The next step was understanding how the stress and financial damage caused by medical debt drive the social determinants of health. Among other things, Spears analyzed the peer-reviewed literature to document how financial stress creates a desire to find relief from that stress through the use of tobacco, alcohol, and drugs.
Once a person enters a situation where they can’t afford one bill, it can snowball into longer-term financial and economic immobility. That has downstream effects on their ability to secure safe and stable housing, afford healthy foods, and maintain health insurance.
People in that position may lose access to healthy living conditions with nearby health providers and safe parks to do healthy things outdoors.
“Those are the most extreme examples of medical debt, but one bill can send a person without resources into a spiral of financial insecurity,” Spears said.
Policy Options and the Problem of Medical Debt
“How Medical Debt Affects Health” is not the Sycamore Institute’s first word on medical debt. Its work on the subject extends to a series of publications, including an analysis of the effects of the COVID-19 pandemic, a look at medical debt in Tennessee counties, and an examination of the distribution of medical debt among the state’s population.
There’s also a look at how a medical bill becomes medical debt and a discussion of medical debt policy options in the state.
The Institute’s even-handed approach comes to the fore in that last article, with Spears suggesting that “no single policy change would address every troubling aspect of medical debt in Tennessee and its downstream effects.”
The paper proposes upstream, midstream, and downstream policy changes to lessen the burden of medical debt. Upstream levers to prevent medical debt include ending surprise billing, extending health insurance coverage, and reducing out-of-pocket health insurance costs.
Midstream levers to manage debt include reforming provider billing and collection practices, facilitating and incentivizing personal savings, increasing access to affordable, small-dollar loans, and improving access to financial education.
Downstream levers to mitigate debt include reforming debt collection practices and lawsuits, providing greater oversight of debt settlement services, limiting how medical debt affects a person’s credit history, and even paying off debts directly.

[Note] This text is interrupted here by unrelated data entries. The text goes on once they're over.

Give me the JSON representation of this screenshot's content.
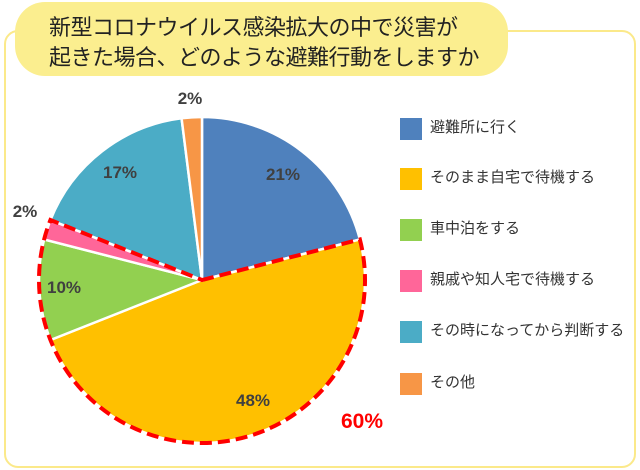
{
  "title": {
    "line1": "新型コロナウイルス感染拡大の中で災害が",
    "line2": "起きた場合、どのような避難行動をしますか"
  },
  "chart_data": {
    "type": "pie",
    "categories": [
      "避難所に行く",
      "そのまま自宅で待機する",
      "車中泊をする",
      "親戚や知人宅で待機する",
      "その時になってから判断する",
      "その他"
    ],
    "values": [
      21,
      48,
      10,
      2,
      17,
      2
    ],
    "labels": [
      "21%",
      "48%",
      "10%",
      "2%",
      "17%",
      "2%"
    ],
    "colors": [
      "#4f81bd",
      "#ffc000",
      "#92d050",
      "#ff6699",
      "#4bacc6",
      "#f79646"
    ],
    "legend_position": "right",
    "annotation": {
      "text": "60%",
      "color": "#ff0000",
      "covers": [
        "そのまま自宅で待機する",
        "車中泊をする",
        "親戚や知人宅で待機する"
      ]
    }
  }
}
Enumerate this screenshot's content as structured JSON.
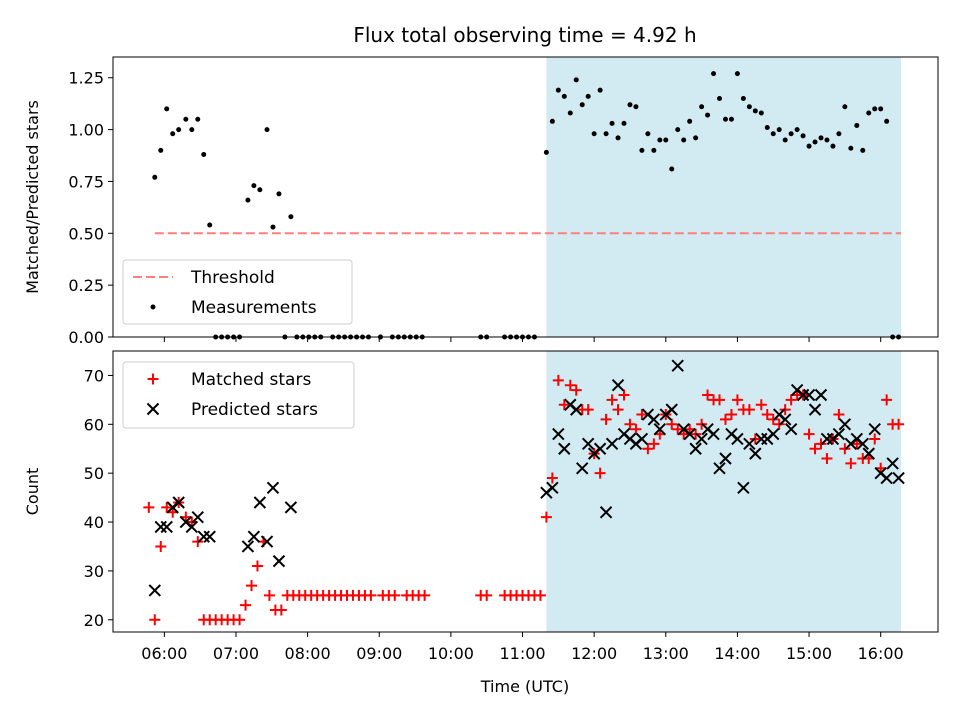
{
  "title": "Flux total observing time = 4.92 h",
  "xlabel": "Time (UTC)",
  "colors": {
    "highlight": "#add8e6",
    "threshold": "#ff7f7f",
    "matched": "#ff0000",
    "predicted": "#000000",
    "measurement": "#000000"
  },
  "chart_data": [
    {
      "type": "scatter",
      "ylabel": "Matched/Predicted stars",
      "ylim": [
        0,
        1.35
      ],
      "xlim": [
        "05:17",
        "16:48"
      ],
      "yticks": [
        "0.00",
        "0.25",
        "0.50",
        "0.75",
        "1.00",
        "1.25"
      ],
      "shaded_interval": [
        "11:20",
        "16:17"
      ],
      "legend": {
        "placement": "lower-left",
        "entries": [
          "Threshold",
          "Measurements"
        ]
      },
      "series": [
        {
          "name": "Threshold",
          "style": "dashed-line",
          "x": [
            "05:52",
            "16:17"
          ],
          "y": [
            0.5,
            0.5
          ]
        },
        {
          "name": "Measurements",
          "style": "dot",
          "x": [
            "05:52",
            "05:57",
            "06:02",
            "06:07",
            "06:12",
            "06:18",
            "06:23",
            "06:28",
            "06:33",
            "06:38",
            "06:43",
            "07:10",
            "07:15",
            "07:20",
            "07:26",
            "07:31",
            "07:36",
            "07:46",
            "06:48",
            "06:53",
            "06:58",
            "07:03",
            "07:41",
            "07:51",
            "07:56",
            "08:01",
            "08:06",
            "08:11",
            "08:21",
            "08:26",
            "08:31",
            "08:36",
            "08:41",
            "08:46",
            "08:51",
            "09:01",
            "09:11",
            "09:16",
            "09:21",
            "09:26",
            "09:31",
            "09:36",
            "10:25",
            "10:30",
            "10:45",
            "10:50",
            "10:55",
            "11:00",
            "11:05",
            "11:10",
            "11:20",
            "11:25",
            "11:30",
            "11:35",
            "11:40",
            "11:45",
            "11:50",
            "11:55",
            "12:00",
            "12:05",
            "12:10",
            "12:15",
            "12:20",
            "12:25",
            "12:30",
            "12:35",
            "12:40",
            "12:45",
            "12:50",
            "12:55",
            "13:00",
            "13:05",
            "13:10",
            "13:15",
            "13:20",
            "13:25",
            "13:30",
            "13:35",
            "13:40",
            "13:45",
            "13:50",
            "13:55",
            "14:00",
            "14:05",
            "14:10",
            "14:15",
            "14:20",
            "14:25",
            "14:30",
            "14:35",
            "14:40",
            "14:45",
            "14:50",
            "14:55",
            "15:00",
            "15:05",
            "15:10",
            "15:15",
            "15:20",
            "15:25",
            "15:30",
            "15:35",
            "15:40",
            "15:45",
            "15:50",
            "15:55",
            "16:00",
            "16:05",
            "16:10",
            "16:15"
          ],
          "y": [
            0.77,
            0.9,
            1.1,
            0.98,
            1.0,
            1.05,
            1.0,
            1.05,
            0.88,
            0.54,
            0.0,
            0.66,
            0.73,
            0.71,
            1.0,
            0.53,
            0.69,
            0.58,
            0.0,
            0.0,
            0.0,
            0.0,
            0.0,
            0.0,
            0.0,
            0.0,
            0.0,
            0.0,
            0.0,
            0.0,
            0.0,
            0.0,
            0.0,
            0.0,
            0.0,
            0.0,
            0.0,
            0.0,
            0.0,
            0.0,
            0.0,
            0.0,
            0.0,
            0.0,
            0.0,
            0.0,
            0.0,
            0.0,
            0.0,
            0.0,
            0.89,
            1.04,
            1.19,
            1.16,
            1.08,
            1.24,
            1.12,
            1.16,
            0.98,
            1.19,
            0.98,
            1.03,
            0.96,
            1.03,
            1.12,
            1.11,
            0.9,
            0.98,
            0.9,
            0.95,
            0.95,
            0.81,
            1.0,
            0.95,
            1.04,
            0.96,
            1.11,
            1.07,
            1.27,
            1.15,
            1.05,
            1.05,
            1.27,
            1.15,
            1.11,
            1.09,
            1.08,
            1.01,
            0.98,
            1.0,
            0.95,
            0.98,
            1.0,
            0.97,
            0.92,
            0.94,
            0.96,
            0.95,
            0.92,
            0.98,
            1.11,
            0.91,
            1.02,
            0.9,
            1.08,
            1.1,
            1.1,
            1.04,
            0.0,
            0.0
          ]
        }
      ]
    },
    {
      "type": "scatter",
      "ylabel": "Count",
      "ylim": [
        17.5,
        75
      ],
      "xlim": [
        "05:17",
        "16:48"
      ],
      "xticks": [
        "06:00",
        "07:00",
        "08:00",
        "09:00",
        "10:00",
        "11:00",
        "12:00",
        "13:00",
        "14:00",
        "15:00",
        "16:00"
      ],
      "yticks": [
        "20",
        "30",
        "40",
        "50",
        "60",
        "70"
      ],
      "shaded_interval": [
        "11:20",
        "16:17"
      ],
      "legend": {
        "placement": "top-left",
        "entries": [
          "Matched stars",
          "Predicted stars"
        ]
      },
      "series": [
        {
          "name": "Matched stars",
          "marker": "+",
          "x": [
            "05:47",
            "05:52",
            "05:57",
            "06:02",
            "06:07",
            "06:12",
            "06:18",
            "06:23",
            "06:28",
            "06:33",
            "06:38",
            "06:43",
            "06:48",
            "06:53",
            "06:58",
            "07:03",
            "07:08",
            "07:13",
            "07:18",
            "07:23",
            "07:28",
            "07:33",
            "07:38",
            "07:43",
            "07:48",
            "07:53",
            "07:58",
            "08:03",
            "08:08",
            "08:13",
            "08:18",
            "08:23",
            "08:28",
            "08:33",
            "08:38",
            "08:43",
            "08:48",
            "08:53",
            "09:03",
            "09:08",
            "09:13",
            "09:23",
            "09:28",
            "09:33",
            "09:38",
            "10:25",
            "10:30",
            "10:45",
            "10:50",
            "10:55",
            "11:00",
            "11:05",
            "11:10",
            "11:15",
            "11:20",
            "11:25",
            "11:30",
            "11:35",
            "11:40",
            "11:45",
            "11:50",
            "11:55",
            "12:00",
            "12:05",
            "12:10",
            "12:15",
            "12:20",
            "12:25",
            "12:30",
            "12:35",
            "12:40",
            "12:45",
            "12:50",
            "12:55",
            "13:00",
            "13:05",
            "13:10",
            "13:15",
            "13:20",
            "13:25",
            "13:30",
            "13:35",
            "13:40",
            "13:45",
            "13:50",
            "13:55",
            "14:00",
            "14:05",
            "14:10",
            "14:15",
            "14:20",
            "14:25",
            "14:30",
            "14:35",
            "14:40",
            "14:45",
            "14:50",
            "14:55",
            "15:00",
            "15:05",
            "15:10",
            "15:15",
            "15:20",
            "15:25",
            "15:30",
            "15:35",
            "15:40",
            "15:45",
            "15:50",
            "15:55",
            "16:00",
            "16:05",
            "16:10",
            "16:15"
          ],
          "y": [
            43,
            20,
            35,
            43,
            42,
            44,
            41,
            40,
            36,
            20,
            20,
            20,
            20,
            20,
            20,
            20,
            23,
            27,
            31,
            36,
            25,
            22,
            22,
            25,
            25,
            25,
            25,
            25,
            25,
            25,
            25,
            25,
            25,
            25,
            25,
            25,
            25,
            25,
            25,
            25,
            25,
            25,
            25,
            25,
            25,
            25,
            25,
            25,
            25,
            25,
            25,
            25,
            25,
            25,
            41,
            49,
            69,
            64,
            68,
            67,
            63,
            63,
            54,
            50,
            61,
            65,
            63,
            66,
            60,
            59,
            62,
            55,
            56,
            58,
            62,
            60,
            59,
            58,
            59,
            58,
            60,
            66,
            65,
            65,
            61,
            62,
            65,
            63,
            63,
            57,
            64,
            62,
            61,
            60,
            63,
            65,
            66,
            66,
            58,
            55,
            56,
            53,
            57,
            62,
            55,
            52,
            56,
            53,
            53,
            57,
            51,
            65,
            60,
            60
          ]
        },
        {
          "name": "Predicted stars",
          "marker": "x",
          "x": [
            "05:52",
            "05:57",
            "06:02",
            "06:07",
            "06:12",
            "06:18",
            "06:23",
            "06:28",
            "06:33",
            "06:38",
            "07:10",
            "07:15",
            "07:20",
            "07:26",
            "07:31",
            "07:36",
            "07:46",
            "11:20",
            "11:25",
            "11:30",
            "11:35",
            "11:40",
            "11:45",
            "11:50",
            "11:55",
            "12:00",
            "12:05",
            "12:10",
            "12:15",
            "12:20",
            "12:25",
            "12:30",
            "12:35",
            "12:40",
            "12:45",
            "12:50",
            "12:55",
            "13:00",
            "13:05",
            "13:10",
            "13:15",
            "13:20",
            "13:25",
            "13:30",
            "13:35",
            "13:40",
            "13:45",
            "13:50",
            "13:55",
            "14:00",
            "14:05",
            "14:10",
            "14:15",
            "14:20",
            "14:25",
            "14:30",
            "14:35",
            "14:40",
            "14:45",
            "14:50",
            "14:55",
            "15:00",
            "15:05",
            "15:10",
            "15:15",
            "15:20",
            "15:25",
            "15:30",
            "15:35",
            "15:40",
            "15:45",
            "15:50",
            "15:55",
            "16:00",
            "16:05",
            "16:10",
            "16:15"
          ],
          "y": [
            26,
            39,
            39,
            43,
            44,
            40,
            39,
            41,
            37,
            37,
            35,
            37,
            44,
            36,
            47,
            32,
            43,
            46,
            47,
            58,
            55,
            64,
            63,
            51,
            56,
            54,
            55,
            42,
            56,
            68,
            58,
            57,
            56,
            57,
            62,
            61,
            59,
            62,
            63,
            72,
            59,
            58,
            55,
            57,
            59,
            58,
            51,
            53,
            58,
            57,
            47,
            56,
            54,
            57,
            57,
            58,
            62,
            61,
            59,
            67,
            66,
            66,
            63,
            66,
            57,
            57,
            58,
            60,
            56,
            57,
            56,
            54,
            59,
            50,
            49,
            52,
            49
          ]
        }
      ]
    }
  ]
}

Recent federal legislation has lessened some of the effects of surprise billing in Tennessee. The Institute has documented little policy change at the state level since it published “How Medical Debt Affects Health” in 2021.
But Spears notes that health and hospital systems are beginning to change their approaches to the issue. For example, a county court recently implemented an online pilot program to resolve unpaid bills before they land in the courtroom by working out payment plans and determining whether people are eligible for charity care.
“If it goes well, other court systems and hospital systems across the state may try to do something similar,” Spears said.